Ric closed his eyes and waited until his heart rate slowed down. As with all Van Holtz pups, Ric had been trained from birth to be aware of three things: When filet mignon was a perfect medium-rare, when it was the right time to sell stocks, and when a predator was lurking around one’s home. As his restaurant reviews and personal financial portfolio revealed, Ric had mastered the first two. And he’d always felt he’d mastered the third as well.
Until he met Dee-Ann Smith.
He’d met some “lurky types,” as Blayne liked to call them, nearly every day, but none had compared with the thirty-four-year-old She-wolf who didn’t seem to let little things like titanium doors, heavily armed guards, or lethal laser protection get in her way of entering wherever she felt the need to enter. And since his penthouse suite at the top of the Van Holtz towers had lesser versions of that level of security, he guessed he shouldn’t continually be surprised by her sudden appearances in his home.
Feeling calmer, Ric faced Dee-Ann. Like most shifters, he slept naked, but Dee-Ann never seemed to notice, so he didn’t bother scrambling to put on clothes. As far as Ric was concerned, it was the risk she took if she was going to just show up in people’s houses unannounced.
“I did want to see you . . . two days ago.”
“Busy. Watcha want?”
“I wanted to check in about—”
“Teacup?”
“I prefer we call her Blayne, but yes.”
The six-two She-wolf shoved her hands into the front pockets of her jeans. It was cold out, mid-February, which meant that Dee-Ann’s jeans, Coors T-shirts, and cowboy boots had turned into jeans, a Led Zeppelin sweatshirt, and cowboy boots with an oversized leather bomber jacket, EGGIE sewn in on the front, in case the near-freezing temperatures made Dee chilly.
“We’re wastin’ our time on her.”
“Yes. You’ve said this before. Many, many, many times. But as far as the Group and I are concerned, she’s a prime target.”
“No one’s taking that girl.” Dee rolled her eyes. “She wouldn’t even be good for breedin’.”
As much as Ric worshipped the ground Dee-Ann Smith walked on, he still refused to take her shit on this one issue.

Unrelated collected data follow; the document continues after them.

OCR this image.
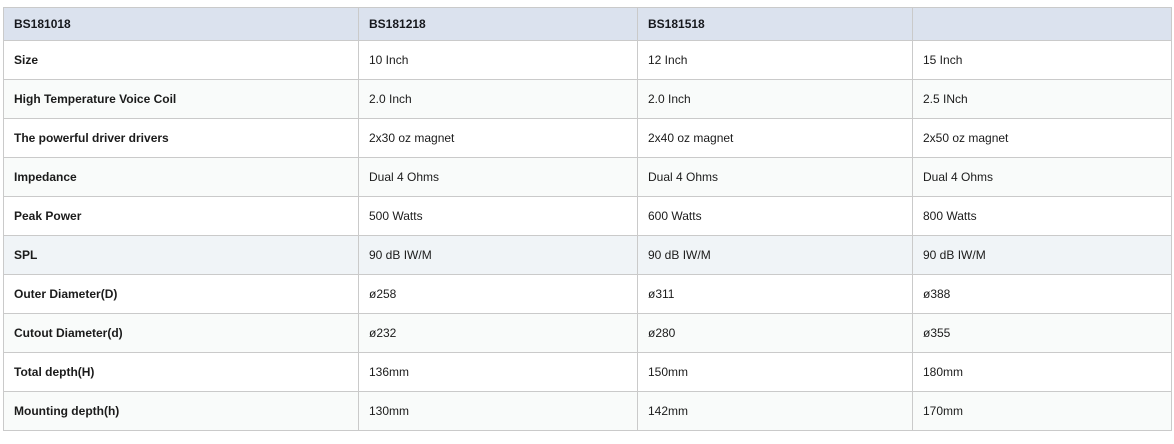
BS181018	BS181218	BS181518	
Size	10 Inch	12 Inch	15 Inch
High Temperature Voice Coil	2.0 Inch	2.0 Inch	2.5 INch
The powerful driver drivers	2x30 oz magnet	2x40 oz magnet	2x50 oz magnet
Impedance	Dual 4 Ohms	Dual 4 Ohms	Dual 4 Ohms
Peak Power	500 Watts	600 Watts	800 Watts
SPL	90 dB IW/M	90 dB IW/M	90 dB IW/M
Outer Diameter(D)	ø258	ø311	ø388
Cutout Diameter(d)	ø232	ø280	ø355
Total depth(H)	136mm	150mm	180mm
Mounting depth(h)	130mm	142mm	170mm
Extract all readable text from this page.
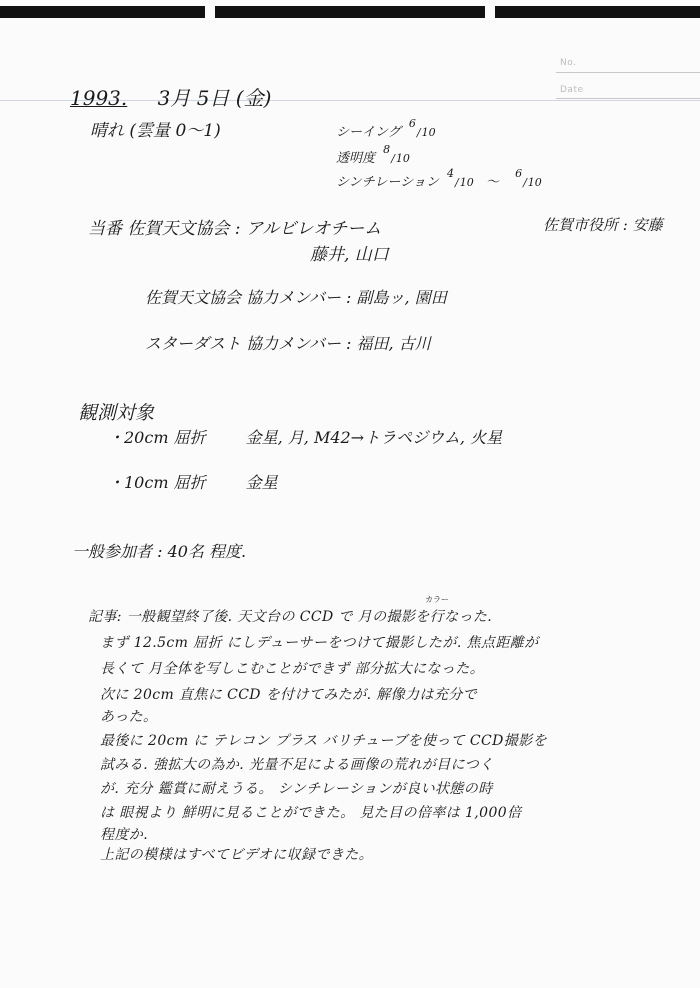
No.
Date
1993. 3月 5日 (金)
晴れ (雲量 0〜1)	シーイング 6/10
透明度 8/10
シンチレーション 4/10 〜 6/10
当番 佐賀天文協会 : アルビレオチーム
藤井, 山口
佐賀市役所 : 安藤
佐賀天文協会 協力メンバー : 副島ッ, 園田
スターダスト 協力メンバー : 福田, 古川
観測対象
・20cm 屈折	金星, 月, M42→トラペジウム, 火星
・10cm 屈折	金星
一般参加者 : 40名 程度.
カラー
記事: 一般観望終了後. 天文台の CCD で 月の撮影を行なった.
まず 12.5cm 屈折 にしデューサーをつけて撮影したが. 焦点距離が
長くて 月全体を写しこむことができず 部分拡大になった。
次に 20cm 直焦に CCD を付けてみたが. 解像力は充分で
あった。
最後に 20cm に テレコン プラス バリチューブを使って CCD撮影を
試みる. 強拡大の為か. 光量不足による画像の荒れが目につく
が. 充分 鑑賞に耐えうる。 シンチレーションが良い状態の時
は 眼視より 鮮明に見ることができた。 見た目の倍率は 1,000倍
程度か.
上記の模様はすべてビデオに収録できた。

A few months back, Dee-Ann had found out that Blayne’s name had been sold to a fighting ring that liked to use shifter hybrids for their events. In the past six months, they’d found more than two dozen bodies all over the tri-state area. Some of them were still in shifted form, some human, all of them chewed up and spit out. A few still wearing their thick leather collars, complete with spikes. A few had died during the fight; others had been put down after. All of them had been male, but females had been taken.
Some assumed they’d been taken for breeding, but Ric didn’t think it was that simple. It wasn’t like breeding pit bulls or rottweilers, where the puppies grew up into fighting dogs within a year or two. The pups of shifters wouldn’t be useful for years, their ability to shift not happening until they hit puberty. The only ones with fighting potential at a young age were the hyenas. They were the only shifters born with their fangs, but the young were kept close to home just for this reason. And no one with two working brain cells was going to try to get into a hyena den to grab up a few of their young. Absolutely no one was that stupid.